Je jette la queue. Je mange une autre fraise. Je mange des fraises. Le soleil sur moi est d’un velours extrême. Je m’empiffre. Le jus coule. Le jus glisse. Un jus rouge qui tache mon col blanc. J’avale. Je m’essuie sur mes manches. La laine de mon pull brun est chaude comme la paille d’un nid d’oiseau. J’ai envie d’y poser ma tête. Le vent dans les arbres fait pleuvoir de la rosée. Je croque encore. L’intérieur de cette fraise est blanc. Elle n’est pas mûre. Je grimace. J’ai encore faim. J’en prends une autre. Celle-ci est presque brune. Elle goûte d’abord la terre sèche. Son intérieur est rouge vin. Je sape. Je lèche mes lèvres jusqu’au menton. J’ai l’air d’un clown. 

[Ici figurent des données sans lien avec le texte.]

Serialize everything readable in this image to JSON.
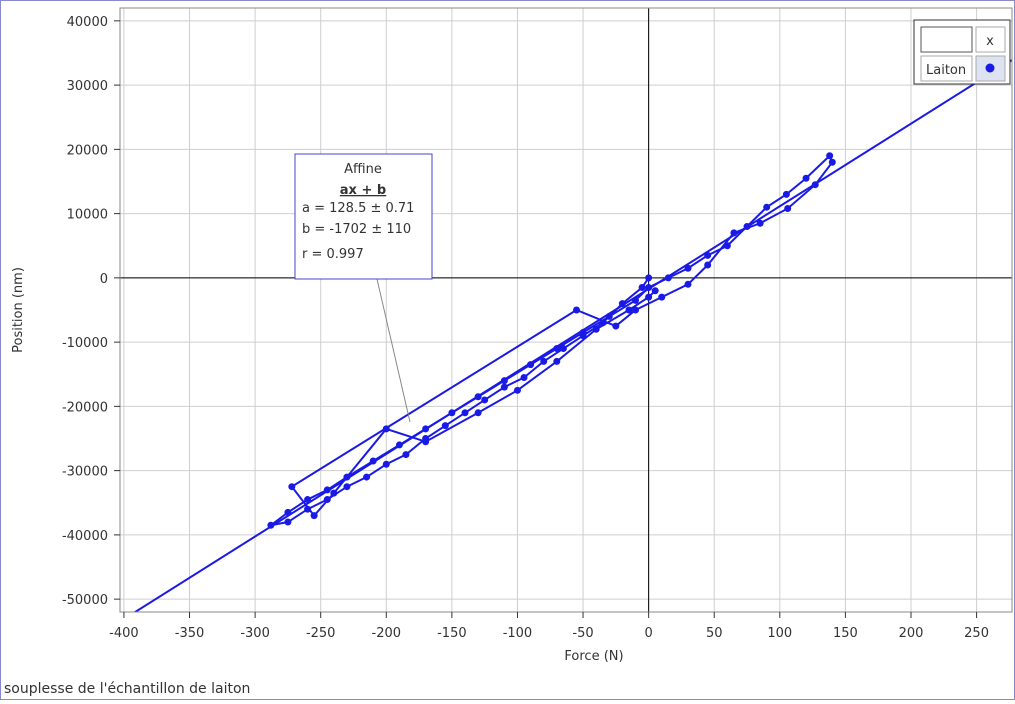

Regarde-toi... Tu as l’air d’un clown. Ça a coulé sur ton col... Le vin rouge, ce n’est pas facile à faire partir! Tu as gâché ta chemise. Celle que tu avais reçue pour ton anniversaire. Tu semblais si content de ton cadeau... Souviens-toi!

Je jette la queue et je souris. Je me souviens. Je m’assois par terre. Je me moque bien des adultes qui disent que je suis mal élevé. Je m’empiffre à même le champ de fraises. Je ruine mes pantalons. J’essaie d’attraper les abeilles avec mes mains. 

Ça ne se fait pas, s’asseoir par terre dans un restaurant... Et tu ne devrais pas essayer d’attraper la jupe des serveuses avec tes mains. Ta copine ne serait pas contente si elle te voyait... 

Le soleil rougit mes joues. Je me couche sur le dos. J’observe les étoiles qu’il n’y a pas. Je me demande où elles sont passées. Il n’y a que le grand bleu et le brouillard blanc de l’horizon. Je crache en l’air. Des gouttes de pluie sorties de nulle part éclaboussent gentiment le bout de mon nez. Je souris encore. Je ne me souviens pas d’un jour aussi heureux.

Relève-toi. Reviens à table. Il n’y a rien de drôle à contempler le plafond. Tu ne fais que te cracher au visage. Les gens te trouvent étrange. Tu devrais prendre une gorgée d’eau, ça te ferait du bien...

Je me fous des responsables qui me disent que ce champ n’est pas encore prêt pour la cueillette. Je ne vois déjà plus mes parents. Je suis seul envers le ciel. La dernière fraise, dans ma main, se presse de bonheur.

Tu devrais revenir... La serveuse te demande ce que tu fais couché par terre. Elle demande si elle devrait appeler l’ambulance. Reviens donc. Il ne reste plus de vin, mais il reste une fraise dans ton assiette...

Je n’écoute plus ceux qui me disent de revenir sur terre. Je suis si près de la terre que je l’entends trembler. Je ne suis pas dans les nuages. Je suis nostalgique...

Excusez-le! Il est alcoolique...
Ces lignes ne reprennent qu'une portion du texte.